India's capital markets regulator has asked the National Stock Exchange (NSE) to file again its proposal to float an initial public offering (IPO) owing to a significant change in the issue size and structure.
The Securities and Exchange Board of India (SEBI) has said the component of a share sale by existing shareholders has decreased more than 50% and warrants a re-filing of IPO documents.
India's largest bourse had proposed to go public in December 2016. At the time, global private equity funds and financial institutions such as Tiger Global, Temasek Holdings, Goldman Sachs Inc., Citigroup as well as state-owned Indian lenders State Bank of India, IDBI Bank and Bank of Baroda had agreed to sale their stakes, either partially or completely.

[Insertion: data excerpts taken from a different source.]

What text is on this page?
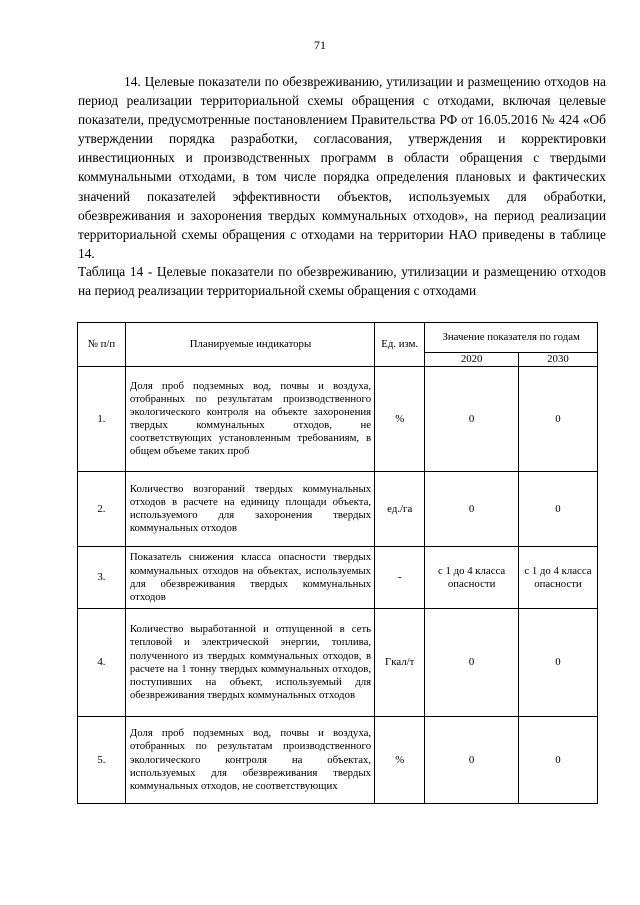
71

14. Целевые показатели по обезвреживанию, утилизации и размещению отходов на период реализации территориальной схемы обращения с отходами, включая целевые показатели, предусмотренные постановлением Правительства РФ от 16.05.2016 № 424 «Об утверждении порядка разработки, согласования, утверждения и корректировки инвестиционных и производственных программ в области обращения с твердыми коммунальными отходами, в том числе порядка определения плановых и фактических значений показателей эффективности объектов, используемых для обработки, обезвреживания и захоронения твердых коммунальных отходов», на период реализации территориальной схемы обращения с отходами на территории НАО приведены в таблице 14.

Таблица 14 - Целевые показатели по обезвреживанию, утилизации и размещению отходов на период реализации территориальной схемы обращения с отходами

№ п/п	Планируемые индикаторы	Ед. изм.	Значение показателя по годам	
			2020	2030
1.	Доля проб подземных вод, почвы и воздуха, отобранных по результатам производственного экологического контроля на объекте захоронения твердых коммунальных отходов, не соответствующих установленным требованиям, в общем объеме таких проб	%	0	0
2.	Количество возгораний твердых коммунальных отходов в расчете на единицу площади объекта, используемого для захоронения твердых коммунальных отходов	ед./га	0	0
3.	Показатель снижения класса опасности твердых коммунальных отходов на объектах, используемых для обезвреживания твердых коммунальных отходов	-	с 1 до 4 класса опасности	с 1 до 4 класса опасности
4.	Количество выработанной и отпущенной в сеть тепловой и электрической энергии, топлива, полученного из твердых коммунальных отходов, в расчете на 1 тонну твердых коммунальных отходов, поступивших на объект, используемый для обезвреживания твердых коммунальных отходов	Гкал/т	0	0
5.	Доля проб подземных вод, почвы и воздуха, отобранных по результатам производственного экологического контроля на объектах, используемых для обезвреживания твердых коммунальных отходов, не соответствующих	%	0	0
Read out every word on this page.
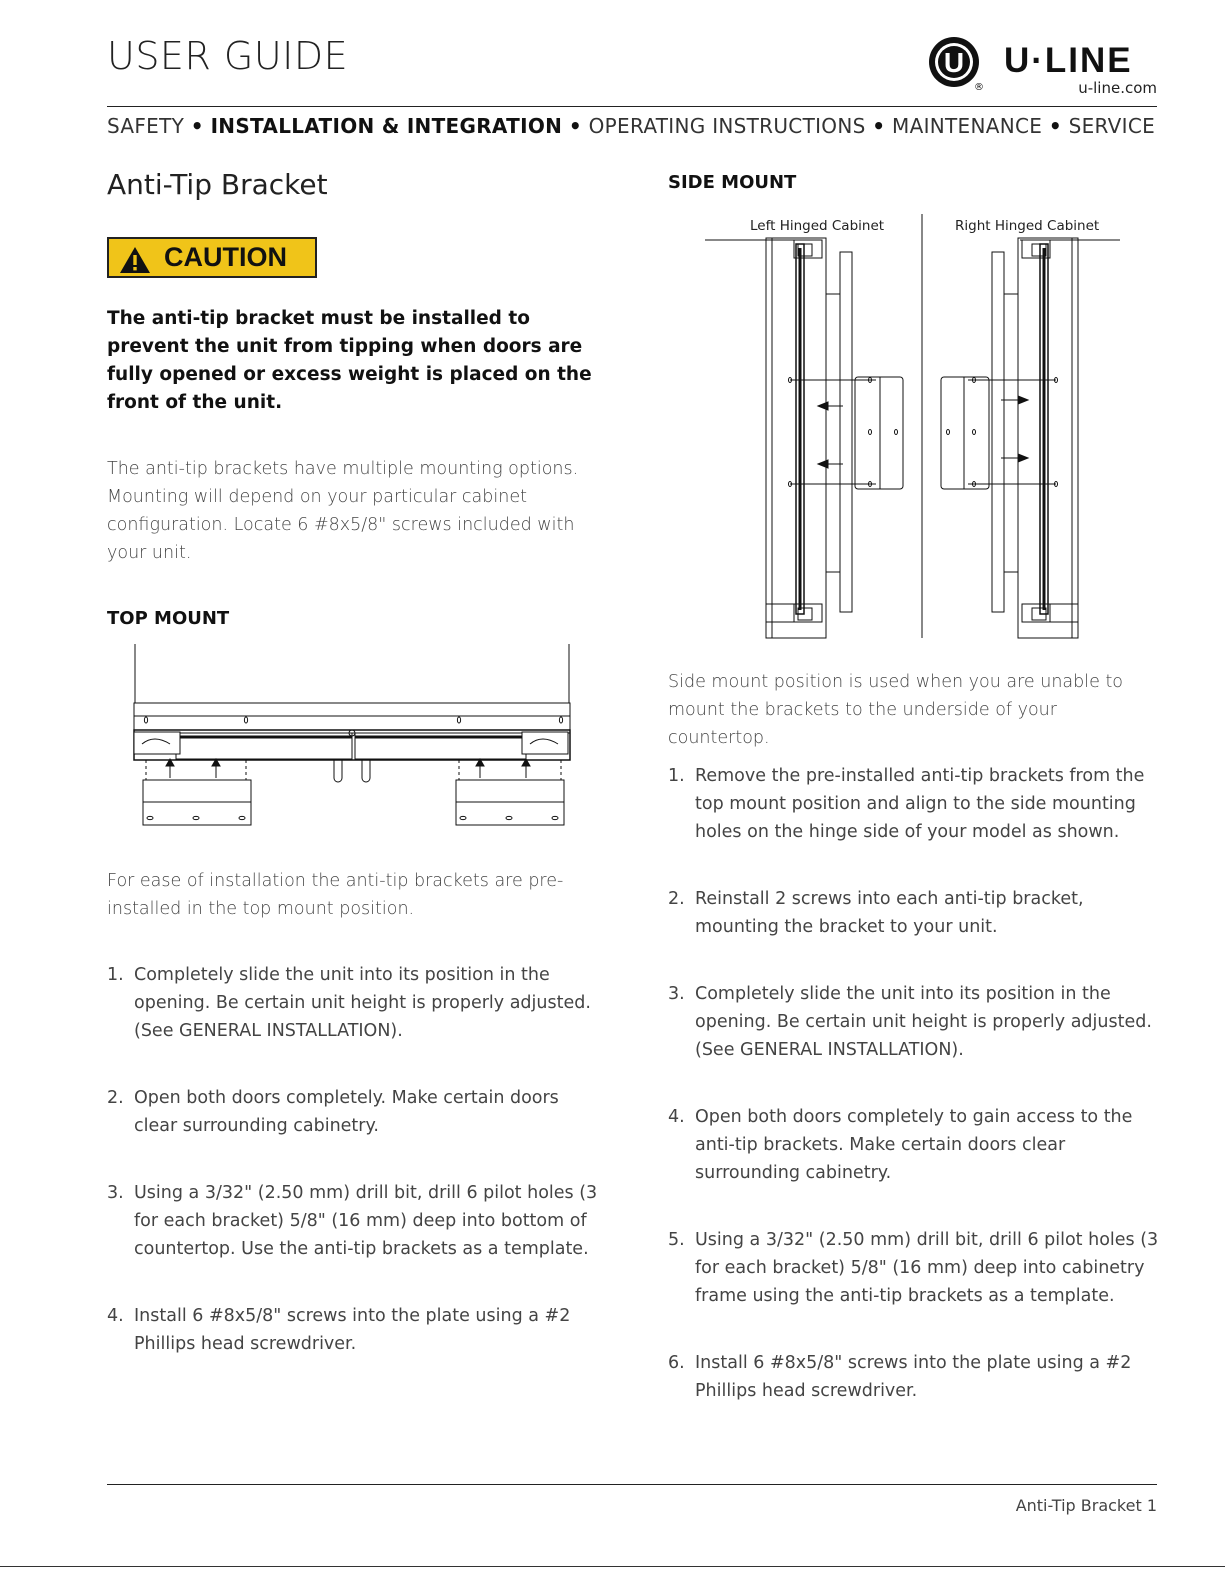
USER GUIDE	U
®
U·LINE
u-line.com
SAFETY • INSTALLATION & INTEGRATION • OPERATING INSTRUCTIONS • MAINTENANCE • SERVICE
Anti-Tip Bracket
CAUTION

The anti-tip bracket must be installed to prevent the unit from tipping when doors are fully opened or excess weight is placed on the front of the unit.

The anti-tip brackets have multiple mounting options. Mounting will depend on your particular cabinet configuration. Locate 6 #8x5/8" screws included with your unit.

TOP MOUNT

For ease of installation the anti-tip brackets are pre-installed in the top mount position.

1. Completely slide the unit into its position in the opening. Be certain unit height is properly adjusted. (See GENERAL INSTALLATION).
2. Open both doors completely. Make certain doors clear surrounding cabinetry.
3. Using a 3/32" (2.50 mm) drill bit, drill 6 pilot holes (3 for each bracket) 5/8" (16 mm) deep into bottom of countertop. Use the anti-tip brackets as a template.
4. Install 6 #8x5/8" screws into the plate using a #2 Phillips head screwdriver.
SIDE MOUNT
Left Hinged Cabinet	Right Hinged Cabinet

Side mount position is used when you are unable to mount the brackets to the underside of your countertop.

1. Remove the pre-installed anti-tip brackets from the top mount position and align to the side mounting holes on the hinge side of your model as shown.
2. Reinstall 2 screws into each anti-tip bracket, mounting the bracket to your unit.
3. Completely slide the unit into its position in the opening. Be certain unit height is properly adjusted. (See GENERAL INSTALLATION).
4. Open both doors completely to gain access to the anti-tip brackets. Make certain doors clear surrounding cabinetry.
5. Using a 3/32" (2.50 mm) drill bit, drill 6 pilot holes (3 for each bracket) 5/8" (16 mm) deep into cabinetry frame using the anti-tip brackets as a template.
6. Install 6 #8x5/8" screws into the plate using a #2 Phillips head screwdriver.
Anti-Tip Bracket 1
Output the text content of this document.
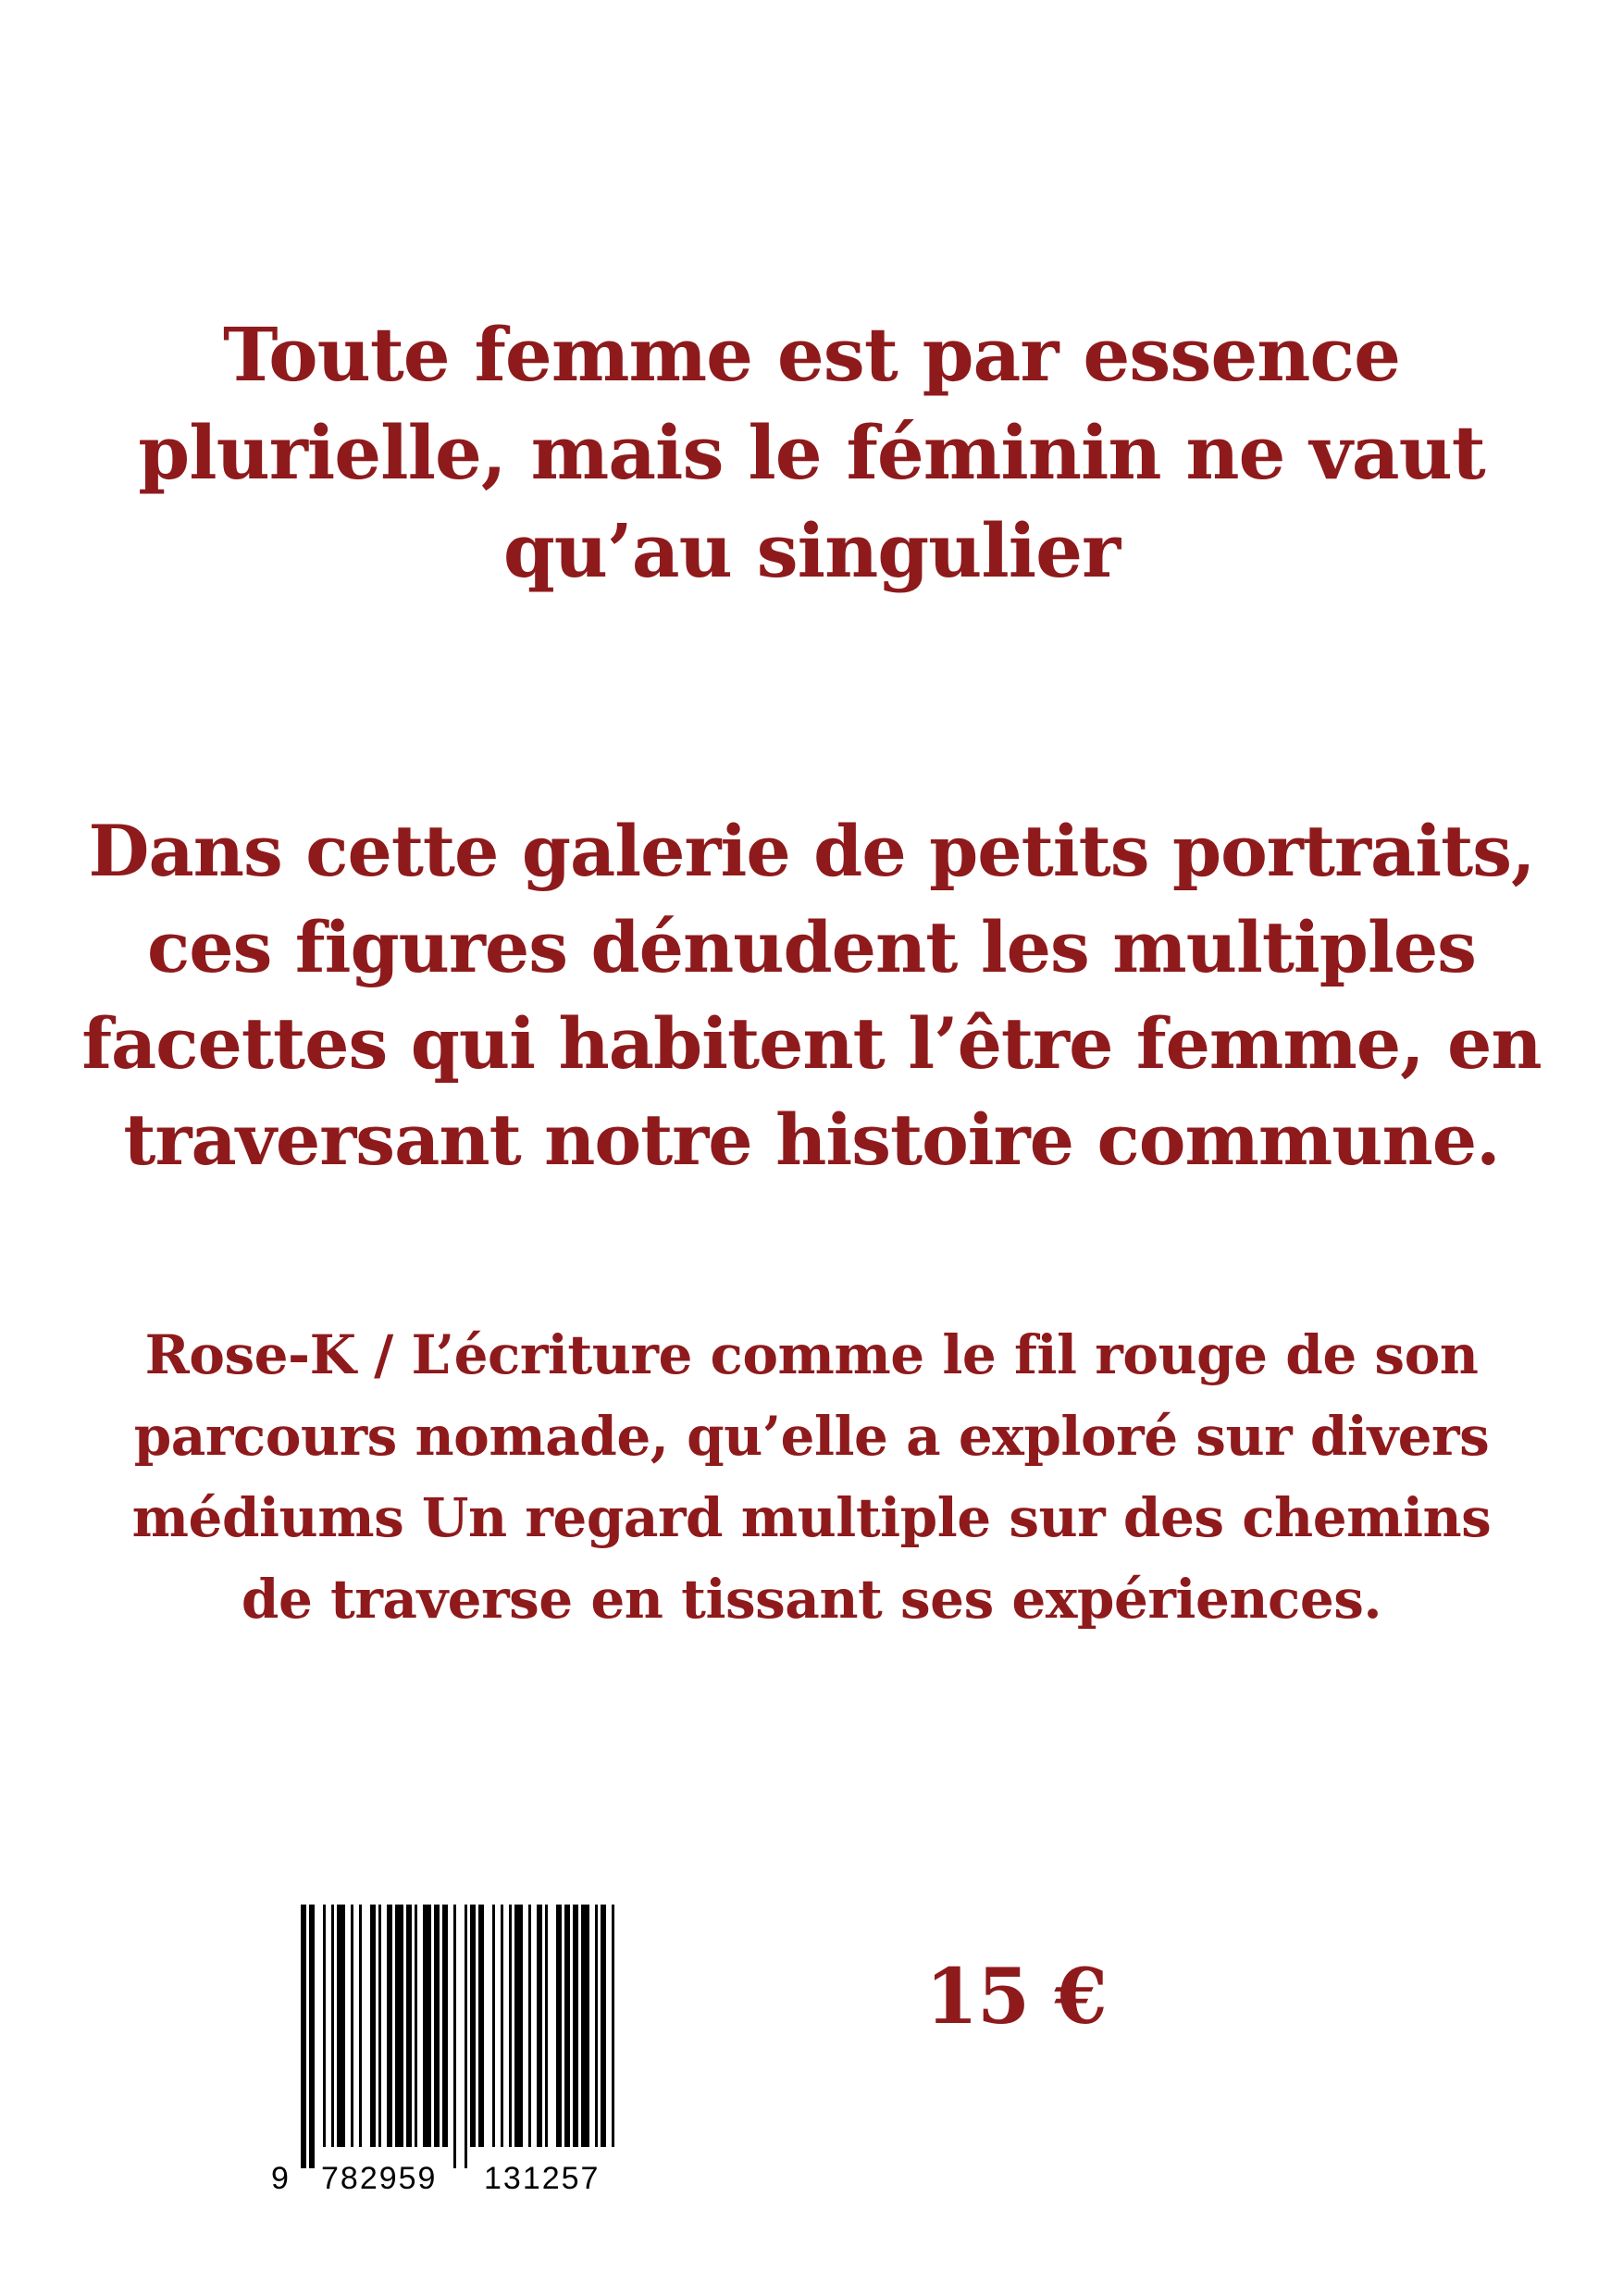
Toute femme est par essence
plurielle, mais le féminin ne vaut
qu’au singulier
Dans cette galerie de petits portraits,
ces figures dénudent les multiples
facettes qui habitent l’être femme, en
traversant notre histoire commune.
Rose-K / L’écriture comme le fil rouge de son
parcours nomade, qu’elle a exploré sur divers
médiums Un regard multiple sur des chemins
de traverse en tissant ses expériences.
9 782959 131257
15 €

In all, the shareholders had cumulatively agreed to sell a total of 22.5% stake in the NSE. This would have resulted in an IPO size of an estimated Rs 10,000 crore ($1.5 billion then) and valued the exchange around Rs 44,450 crore.
However, many shareholders that had planned to offload their stakes in the IPO have instead struck secondary deals owing to a delay in the bourse's IPO pending a regulatory investigation and decision.
VCCircle had reported in December 2017 that many large venture capital and private equity firms may either fully or partly exit via secondary deals as the one-year lock-in period of their shares had lapsed.
The share escrow ended in December 2017, one year after the IPO filing, allowing the locked-in shares to be released.
The IPO got delayed as the regulator had initiated a probe into the alleged role of some NSE employees and a nexus with certain brokers who had obtained unfair trading access.
The NSE was to list shares on the rival bourse BSE Ltd, which went public in January 2017.
VCCircle had also previously reported that IIFL Asset Management Company Ltd bought an additional stake in the NSE through its fund, taking its overall stake in the exchange to a little more than 2%.
IIFL is in the process of picking up an additional stake in the NSE and may eventually own up to 5%. The fund had picked up a small stake in the NSE for $60 million in the latter half of 2017, VCCircle reported at the time.